Dalle considerazioni fin qui condotte è evidente che il test è in grado di sollecitare certe operazioni e non altre. Pertanto, per sollecitare operazioni più complesse, ci si avvarrà di stimoli di altra natura. Ad esempio, vi sono stimoli che sollecitano la valutazione che un soggetto dà di un determinato contenuto. In tal caso un soggetto potrà adottare certi criteri, un altro altri, e si entra così in un'area dei processi elaborativi che possono differire proprio in ordine alla diversità dei criteri adottati. E' la strada che conduce ai quesiti cosiddetti aperti i quali ovviamente sono un'altra cosa rispetto ai test. E se è difficile costruire un test, una prova strutturata, è più difficile costruirne una semistrutturata. E sarà anche più difficile adottare adeguati criteri di misurazione e valutazione. Ma la letteratura su queste tematica è ormai molto ampia: sono almeno 50 anni che qui in Italia ci stiamo lavorando.

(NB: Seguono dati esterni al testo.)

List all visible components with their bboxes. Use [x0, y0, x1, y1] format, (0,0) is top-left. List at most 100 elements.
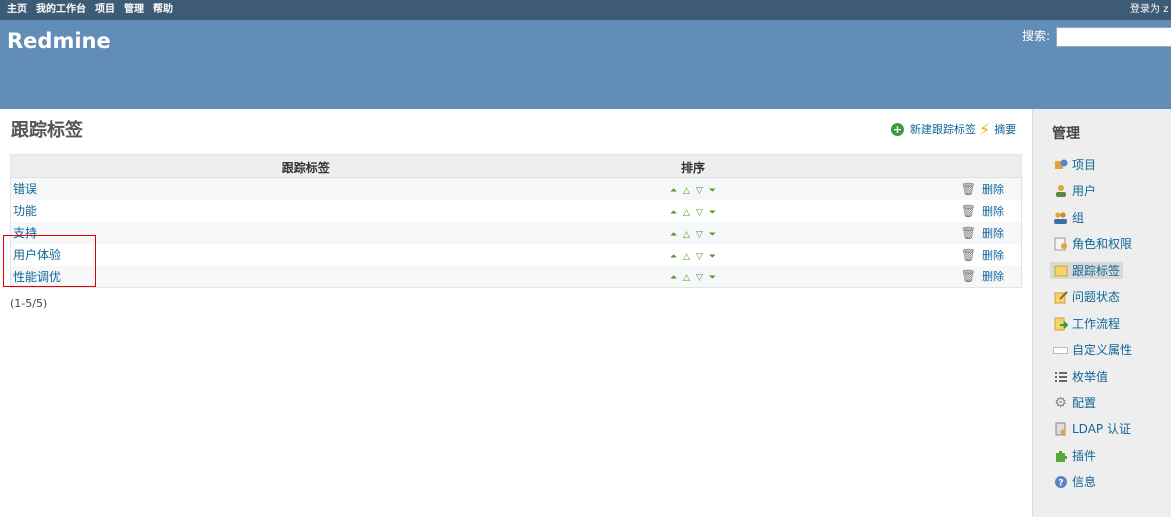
- tracker-link[interactable]: 性能调优: [13, 270, 61, 284]
- move-up-icon[interactable]: △: [680, 273, 693, 283]
- tracker-name-cell: 错误: [10, 177, 601, 200]
- move-bottom-icon[interactable]: ⏷: [706, 208, 719, 218]
- lightning-icon: ⚡: [979, 119, 991, 139]
- server-icon: [1053, 422, 1068, 436]
- roles-icon: [1053, 237, 1068, 251]
- add-icon: +: [891, 122, 904, 136]
- tracker-link[interactable]: 支持: [13, 226, 37, 240]
- sidebar-item-label: 配置: [1072, 396, 1097, 410]
- header: Redmine 搜索:: [0, 20, 1171, 109]
- delete-link[interactable]: 删除: [982, 270, 1004, 283]
- tracker-name-cell: 功能: [10, 199, 601, 222]
- actions-cell: 🗑 删除: [785, 243, 1022, 266]
- top-link-home[interactable]: 主页: [7, 4, 27, 16]
- move-bottom-icon[interactable]: ⏷: [706, 230, 719, 240]
- sidebar-item-label: 自定义属性: [1072, 343, 1133, 357]
- sidebar-item-label: 组: [1072, 211, 1085, 225]
- table-row: 功能 ⏶ △ ▽ ⏷ 🗑 删除: [10, 199, 1022, 222]
- move-down-icon[interactable]: ▽: [693, 252, 706, 262]
- sidebar-item-label: 角色和权限: [1072, 237, 1133, 251]
- move-top-icon[interactable]: ⏶: [667, 273, 680, 283]
- delete-link[interactable]: 删除: [982, 205, 1004, 218]
- actions-cell: 🗑 删除: [785, 221, 1022, 244]
- gear-icon: ⚙: [1054, 394, 1067, 411]
- sidebar-item-label: 项目: [1072, 158, 1097, 172]
- sidebar-item-issue-statuses[interactable]: 问题状态: [1053, 288, 1120, 305]
- tracker-icon: [1053, 264, 1068, 278]
- sidebar-item-plugins[interactable]: 插件: [1053, 447, 1096, 464]
- sidebar-item-roles[interactable]: 角色和权限: [1053, 235, 1132, 252]
- main-content: 跟踪标签 + 新建跟踪标签 ⚡ 摘要 跟踪标签 排序 错误 ⏶ △ ▽ ⏷ 🗑 删除 功…: [0, 109, 1032, 517]
- sidebar-item-ldap[interactable]: LDAP 认证: [1053, 420, 1131, 437]
- custom-field-icon: [1053, 343, 1068, 357]
- list-icon: [1053, 370, 1068, 384]
- move-top-icon[interactable]: ⏶: [667, 230, 680, 240]
- sidebar-item-users[interactable]: 用户: [1053, 182, 1096, 199]
- sidebar-item-trackers[interactable]: 跟踪标签: [1050, 262, 1124, 279]
- column-header-tracker[interactable]: 跟踪标签: [10, 154, 601, 178]
- search-label: 搜索:: [1022, 29, 1051, 43]
- move-top-icon[interactable]: ⏶: [667, 208, 680, 218]
- sidebar-item-custom-fields[interactable]: 自定义属性: [1053, 341, 1132, 358]
- top-link-help[interactable]: 帮助: [153, 4, 173, 16]
- trash-icon[interactable]: 🗑: [961, 204, 976, 218]
- actions-cell: 🗑 删除: [785, 199, 1022, 222]
- move-up-icon[interactable]: △: [680, 208, 693, 218]
- move-bottom-icon[interactable]: ⏷: [706, 186, 719, 196]
- table-row: 性能调优 ⏶ △ ▽ ⏷ 🗑 删除: [10, 265, 1022, 288]
- move-down-icon[interactable]: ▽: [693, 186, 706, 196]
- trackers-table: 跟踪标签 排序 错误 ⏶ △ ▽ ⏷ 🗑 删除 功能 ⏶ △ ▽ ⏷ 🗑 删除 支持 ⏶ △ ▽ ⏷ …: [10, 154, 1022, 288]
- trash-icon[interactable]: 🗑: [961, 248, 976, 262]
- tracker-name-cell: 性能调优: [10, 265, 601, 288]
- delete-link[interactable]: 删除: [982, 183, 1004, 196]
- sort-cell: ⏶ △ ▽ ⏷: [600, 265, 786, 288]
- top-link-administration[interactable]: 管理: [124, 4, 144, 16]
- sidebar-item-label: 枚举值: [1072, 370, 1109, 384]
- move-bottom-icon[interactable]: ⏷: [706, 252, 719, 262]
- move-up-icon[interactable]: △: [680, 252, 693, 262]
- tracker-link[interactable]: 错误: [13, 182, 37, 196]
- sidebar-item-label: 跟踪标签: [1072, 264, 1121, 278]
- sidebar-item-projects[interactable]: 项目: [1053, 156, 1096, 173]
- group-icon: [1053, 211, 1068, 225]
- move-top-icon[interactable]: ⏶: [667, 252, 680, 262]
- sidebar: 管理 项目 用户 组 角色和权限 跟踪标签 问题状态 工作流程 自定义属性 枚举…: [1032, 109, 1171, 517]
- pagination: (1-5/5): [10, 297, 48, 310]
- help-icon: ?: [1053, 475, 1068, 489]
- column-header-actions: [785, 154, 1022, 178]
- new-tracker-link[interactable]: 新建跟踪标签: [910, 121, 976, 137]
- search-input[interactable]: [1056, 27, 1171, 47]
- delete-link[interactable]: 删除: [982, 249, 1004, 262]
- table-row: 错误 ⏶ △ ▽ ⏷ 🗑 删除: [10, 177, 1022, 200]
- sidebar-item-enumerations[interactable]: 枚举值: [1053, 368, 1108, 385]
- trash-icon[interactable]: 🗑: [961, 182, 976, 196]
- projects-icon: [1053, 158, 1068, 172]
- move-down-icon[interactable]: ▽: [693, 273, 706, 283]
- summary-link[interactable]: 摘要: [994, 121, 1016, 137]
- sidebar-title: 管理: [1052, 126, 1080, 142]
- tracker-link[interactable]: 用户体验: [13, 248, 61, 262]
- column-header-sort[interactable]: 排序: [600, 154, 786, 178]
- move-bottom-icon[interactable]: ⏷: [706, 273, 719, 283]
- trash-icon[interactable]: 🗑: [961, 269, 976, 283]
- user-icon: [1053, 184, 1068, 198]
- move-up-icon[interactable]: △: [680, 186, 693, 196]
- top-link-my-page[interactable]: 我的工作台: [36, 4, 86, 16]
- delete-link[interactable]: 删除: [982, 227, 1004, 240]
- issue-status-icon: [1053, 290, 1068, 304]
- top-link-projects[interactable]: 项目: [95, 4, 115, 16]
- tracker-link[interactable]: 功能: [13, 204, 37, 218]
- trash-icon[interactable]: 🗑: [961, 226, 976, 240]
- move-up-icon[interactable]: △: [680, 230, 693, 240]
- sidebar-item-groups[interactable]: 组: [1053, 209, 1084, 226]
- table-header-row: 跟踪标签 排序: [10, 154, 1022, 178]
- move-top-icon[interactable]: ⏶: [667, 186, 680, 196]
- move-down-icon[interactable]: ▽: [693, 208, 706, 218]
- move-down-icon[interactable]: ▽: [693, 230, 706, 240]
- sidebar-item-label: 问题状态: [1072, 290, 1121, 304]
- sidebar-item-info[interactable]: ? 信息: [1053, 473, 1096, 490]
- sidebar-item-workflow[interactable]: 工作流程: [1053, 315, 1120, 332]
- sort-cell: ⏶ △ ▽ ⏷: [600, 221, 786, 244]
- sort-cell: ⏶ △ ▽ ⏷: [600, 199, 786, 222]
- sidebar-item-settings[interactable]: ⚙ 配置: [1053, 394, 1096, 411]
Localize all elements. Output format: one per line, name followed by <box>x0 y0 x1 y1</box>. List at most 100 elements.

Ed è delittuoso considerare il test un cascame come la Coca Cola, la quale poi, a dirla tutta, tanto cascame non è. Ciò che più mi preoccupa in questa canea che si è avviata contro i test, come se fossero quiz da strapazzo, assolutamente inutili ai fini di un accertamento, senz'altro più utili per alcuni a costruire imbrogli, è il rischio che si avvii una deriva verso un fare scuola che, sotto l'apparenza di un impossibile ritorno al passato, in cui la scuola era veramente una cosa seria - si è soliti dire così! - di fatto si voglia gettare a mare un filone di ricerca di cui una scuola veramente seria, severa e soprattutto inclusiva non può assolutamente fare a meno. Infatti, una corretta valutazione, iniziale, continua, conclusiva, sia degli apprendimenti che dello stesso Sistema di istruzione è l'autentico passepartout per una scuola diversa, migliore, più produttiva.

La semplificazione dei problemi, all'insegna di un esasperato grillismo del tutti contro tutti non aiuta a risolverli. Insegnare, oggi, è molto più difficile di ieri. Ieri avevamo, di norma, lo strumento della bocciatura. Oggi a questo strumento abbiamo rinunciato perché abbiamo raggiunto un livello di civiltà più elevato e non possiamo - e non dobbiamo - assolutamente permettere che uno solo dei nostri cittadini, piccoli e grandi, autoctoni e immigrati, si perda per via. Sul Regolamento dell'autonomia delle istituzioni scolastiche abbiamo scritto che dobbiamo adoperarci per garantire a tutti il "successo formativo". Il nostro assetto civile e lo stesso mondo del lavoro richiedono soggetti capaci di pensare, di fare e di apprendere ancora, e per tutta la vita. Con reciproco vantaggio di noi tutti!